Sigo agora naquele passinho apressado, aquele que não é nem caminhada nem corrida, mas que nos faz suar e nos conforta dando-nos a sensação de perda de calorias…rsrsrs… Saio deste “balsâmico” quarteirão e aí meus olhos já começam a procurar o “castelinho”, já que foi assim que apelidei aquela casa estreitinha, pintada de verde com umbrais rosa, com janelas brancas e treliças amarelas. Na verdade a tinta já está desbotada pelo tempo, mas a beleza dela, para mim, está na história que imagino ela tenha: a escolha do colorido da fachada demonstra a personalidade forte, alegre e descontraída dos moradores. O castelinho, espremido entre duas grandes casas, modernas, arejadas, muros altos, resiste, apenas com sua porta e janela (imagino eu, que tenha mais uma porta ao final dela) resiste com seu pequeno tamanho e colorido nada convencional. Ela assim como seus moradores são sobreviventes.

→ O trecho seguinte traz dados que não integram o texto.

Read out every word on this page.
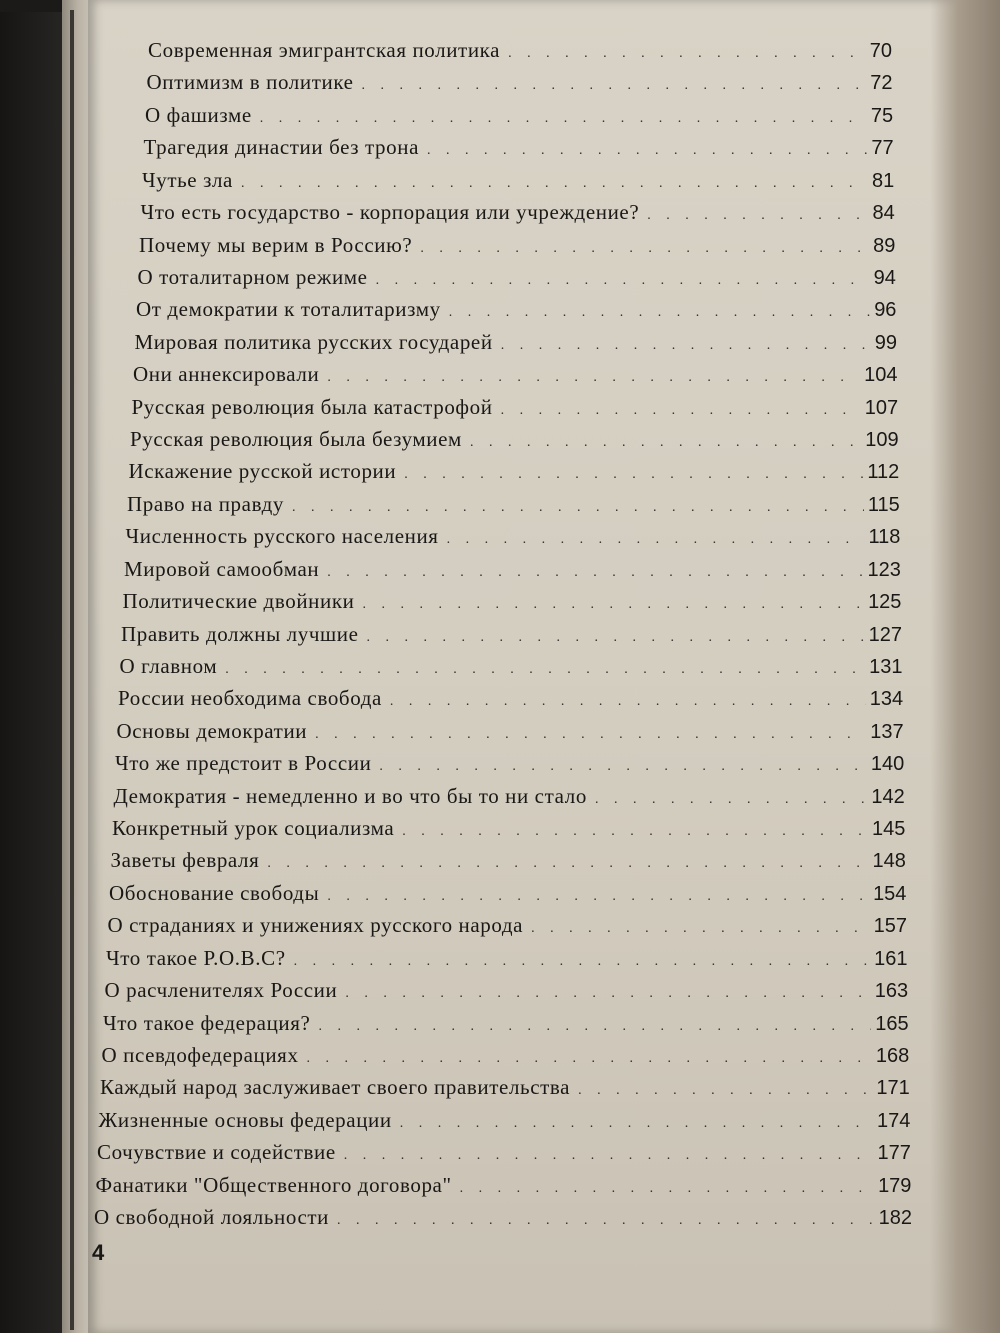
Современная эмигрантская политика . . .	70
Оптимизм в политике . . .	72
О фашизме . . .	75
Трагедия династии без трона . . .	77
Чутье зла . . .	81
Что есть государство - корпорация или учреждение? . . .	84
Почему мы верим в Россию? . . .	89
О тоталитарном режиме . . .	94
От демократии к тоталитаризму . . .	96
Мировая политика русских государей . . .	99
Они аннексировали . . .	104
Русская революция была катастрофой . . .	107
Русская революция была безумием . . .	109
Искажение русской истории . . .	112
Право на правду . . .	115
Численность русского населения . . .	118
Мировой самообман . . .	123
Политические двойники . . .	125
Править должны лучшие . . .	127
О главном . . .	131
России необходима свобода . . .	134
Основы демократии . . .	137
Что же предстоит в России . . .	140
Демократия - немедленно и во что бы то ни стало . . .	142
Конкретный урок социализма . . .	145
Заветы февраля . . .	148
Обоснование свободы . . .	154
О страданиях и унижениях русского народа . . .	157
Что такое Р.О.В.С? . . .	161
О расчленителях России . . .	163
Что такое федерация? . . .	165
О псевдофедерациях . . .	168
Каждый народ заслуживает своего правительства . . .	171
Жизненные основы федерации . . .	174
Сочувствие и содействие . . .	177
Фанатики "Общественного договора" . . .	179
О свободной лояльности . . .	182
4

 Já no caminho de volta, deparo-me com o “Eduardo e Mônica”, denominados assim por me fazerem lembrar da música do saudoso Renato Russo. Eles já passaram dos 70 e caminham juntos. Ambos de cabeça branquinha e corpo franzino. Ele de calção na altura do joelho; ela de legging e blusa comprida folgada com uma torção do lado. Ele com um cajado na mão; ela com uma bolinha de massagem. Ele se apoia no cajado ao andar; ela, com o andar mais apressado, sempre espera por ele quando se distancia mais de 3m. Aquele casal me faz acreditar que existe, sim, companheirismo, que os obstáculos, dificuldades existem, mas tudo é possível ser superado se temos foco, força e fé.

O céu, nesta época de maio, ainda se encontra, ora aberto, ora fechado em cinza; o sol, por vezes, começa a mostrar a cara; as múltiplas janelas e portas ainda observam esta caminhante no término de sua perambulação cotidiana, pois, quando percebo pela coisa, já se passaram os 40 minutos regulamentares de caminhada. Aí é voltar para casa, tomar um banho, um gostoso café com o marido e curtir o resto do dia, com os colegas na faculdade. Com fé e alegria!